The number of pirate attacks worldwide continues to increase. Pirates in other areas of the world are adopting the tactics of kidnap and ransom. Piracy now threatens the west coast of Africa near Benin and Nigeria. Benin has attempted to reach out to the international community for help with people and resources. Pirates are also improving their tactics and appear to be better trained in the Somalia operational region. During August there were three reported swarm attacks in the Red Sea where pirates used 6-8 small vessels with 5-7 people in each vessel. The attacks were not successful due to the diligence of the onboard security teams and crews, but these attacks indicate pirates are becoming much better organized and are working to hijack a vessel with a security team onboard.
These types of swarm attacks increase the level of danger against vessels and their embarked security teams.

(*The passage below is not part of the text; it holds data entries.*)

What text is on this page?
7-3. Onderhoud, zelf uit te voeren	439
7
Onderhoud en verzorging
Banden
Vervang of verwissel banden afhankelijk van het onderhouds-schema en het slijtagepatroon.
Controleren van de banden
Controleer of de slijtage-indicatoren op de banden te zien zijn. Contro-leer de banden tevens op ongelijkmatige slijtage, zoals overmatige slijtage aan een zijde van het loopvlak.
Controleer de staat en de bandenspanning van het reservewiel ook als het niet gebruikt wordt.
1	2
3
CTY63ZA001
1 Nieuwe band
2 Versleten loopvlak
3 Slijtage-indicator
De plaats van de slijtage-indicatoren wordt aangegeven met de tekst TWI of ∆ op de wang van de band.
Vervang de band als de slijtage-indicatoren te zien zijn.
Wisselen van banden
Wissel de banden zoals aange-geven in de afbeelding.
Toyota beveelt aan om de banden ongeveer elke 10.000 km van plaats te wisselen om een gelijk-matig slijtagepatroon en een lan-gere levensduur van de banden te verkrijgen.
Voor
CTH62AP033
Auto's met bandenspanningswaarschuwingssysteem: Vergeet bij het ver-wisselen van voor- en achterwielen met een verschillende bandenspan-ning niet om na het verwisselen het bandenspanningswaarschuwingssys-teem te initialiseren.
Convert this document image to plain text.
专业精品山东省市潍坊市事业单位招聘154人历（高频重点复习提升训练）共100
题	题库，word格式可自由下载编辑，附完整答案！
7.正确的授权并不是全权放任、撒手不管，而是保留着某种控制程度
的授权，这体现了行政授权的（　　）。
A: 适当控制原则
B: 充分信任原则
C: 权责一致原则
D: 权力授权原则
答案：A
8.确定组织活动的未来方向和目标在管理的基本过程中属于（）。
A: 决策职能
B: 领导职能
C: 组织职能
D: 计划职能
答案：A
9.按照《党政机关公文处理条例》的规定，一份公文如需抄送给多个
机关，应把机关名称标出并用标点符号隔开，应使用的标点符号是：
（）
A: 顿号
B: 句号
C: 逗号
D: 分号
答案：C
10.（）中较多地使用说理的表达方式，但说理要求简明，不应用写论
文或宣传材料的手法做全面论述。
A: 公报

An analysis of the attack reports would indicate that the pirates are using these attacks at potential training missions to gauge the reaction of the ship and security teams to determine how to best defeat the tactics and hijack a ship with a security team onboard. If a ship with an embarked security team is hijacked the ramifications on the worldwide shipping industry could be potentially devastating.
Naval forces in the region can not keep up with the number of attacks over the wide operational area. Ships transiting through these areas need to have plans and procedures in place to deal with the potential threat. Ships with solid plans and security teams onboard have a much higher chance of defeating a potential pirate attack then ships with no plans or security. Ships and shipping companies need to develop a good set of intelligence resources to understand where threats are located in real time. Security teams need to have plans in place to deal with swarm attacks and also understand the pirates will eventually be moving attacks from daylight to night.